Kakawin Kresnâyana ditulis oleh mpu Panuluh pada saat prabu Jayabaya memerintah di Kediri dari tahun 1135 sampai 1157 Masehi.

Tema yang dibahas dalam kakawin Kresnâyana ini mirip dengan tema yang dibahas dalam kakawin Hariwangsa. Para pakar sastra Jawa Kuno berpendapat bahwa kakawin Hariwangsa lebih berhasil dalam menggarap tema yang sama ini. Kakawin Hariwangsa lebih muda daripada Kresnâyana jadi kemungkinan mpu Panuluh menggubah ulang sebuah cerita yang sudah ada entah alasan apa. Ada kemungkinan ia diperintah oleh prabu Jayabaya atau memang karena hasrat jiwanya sendiri. Di dalam kakawinnya sendiri tertulis bahwa mpu Panuluh menulisnya karena: “tambenya pangiketkw apét laleh”, atau maksudnya: “alasannya menggubah syair ialah mencari capai.” Hal ini oleh para pakar ditafsirkan bahwa kakawin ini hanyalah bahan coba-cobaan saja. Mpu Panuluh juga terkenal dengan kakawin Bharatayuddhanya yang ia karang bersama mpu Sedah.

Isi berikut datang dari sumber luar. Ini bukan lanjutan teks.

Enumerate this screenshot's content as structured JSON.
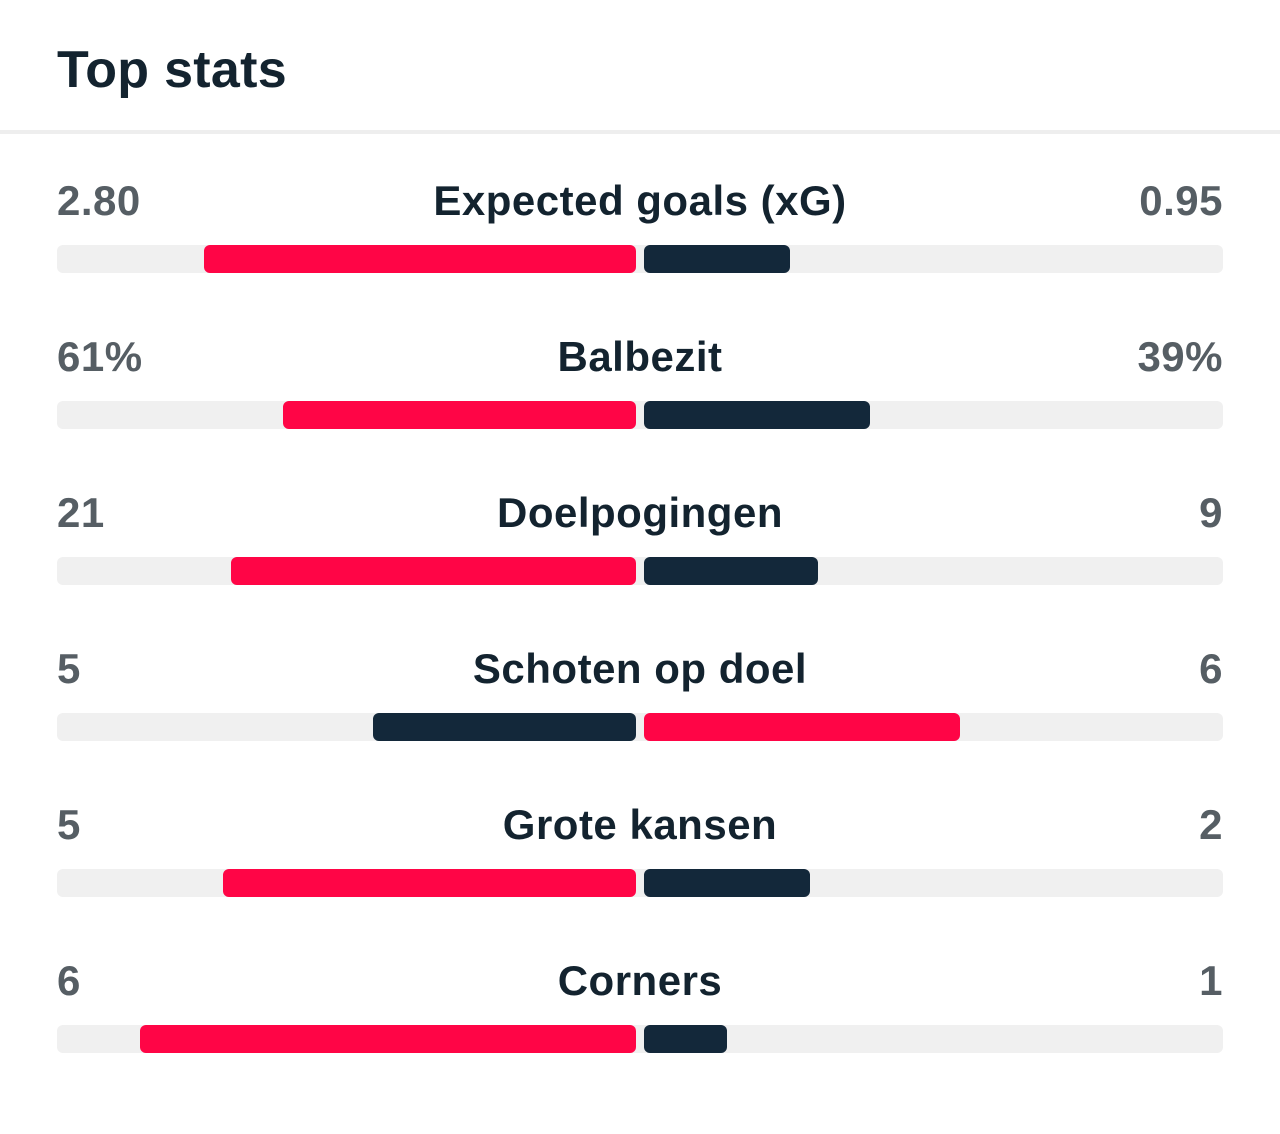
{
  "header": {
    "title": "Top stats"
  },
  "colors": {
    "leader": "#ff0546",
    "trailer": "#13283a",
    "track": "#f0f0f0",
    "label": "#13232f",
    "value": "#565e64"
  },
  "stats": [
    {
      "label": "Expected goals (xG)",
      "home": "2.80",
      "away": "0.95",
      "home_bar": 0.746,
      "away_bar": 0.253,
      "home_leads": true
    },
    {
      "label": "Balbezit",
      "home": "61%",
      "away": "39%",
      "home_bar": 0.61,
      "away_bar": 0.39,
      "home_leads": true
    },
    {
      "label": "Doelpogingen",
      "home": "21",
      "away": "9",
      "home_bar": 0.7,
      "away_bar": 0.3,
      "home_leads": true
    },
    {
      "label": "Schoten op doel",
      "home": "5",
      "away": "6",
      "home_bar": 0.455,
      "away_bar": 0.545,
      "home_leads": false
    },
    {
      "label": "Grote kansen",
      "home": "5",
      "away": "2",
      "home_bar": 0.714,
      "away_bar": 0.286,
      "home_leads": true
    },
    {
      "label": "Corners",
      "home": "6",
      "away": "1",
      "home_bar": 0.857,
      "away_bar": 0.143,
      "home_leads": true
    }
  ]
}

Kemudian ada hal yang sekaligus menarik dan janggal terjadi dalam kakawin ini, yaitu bagaimana para Pandawa bisa-bisanya yang dilukiskan memerangi prabu Kresna, sekutu mereka yang paling setia bersama-sama dengan para Korawa yang merupakan musuh bebuyutan para Pandawa. Namun semuanya berakhir dengan baik bagi segala pihak. Hal seperti ini tidak muncul dalam sastra epis (wiracarita) di India dan ini menunjukkan sifat Indonesiawi dari kakawin ini. Bahkan ada pakar yang menduga bahwa kakawin ini sebenarnya adalah sebuah naskah lakon yang maksudnya dipentaskan untuk pertunjukan wayang.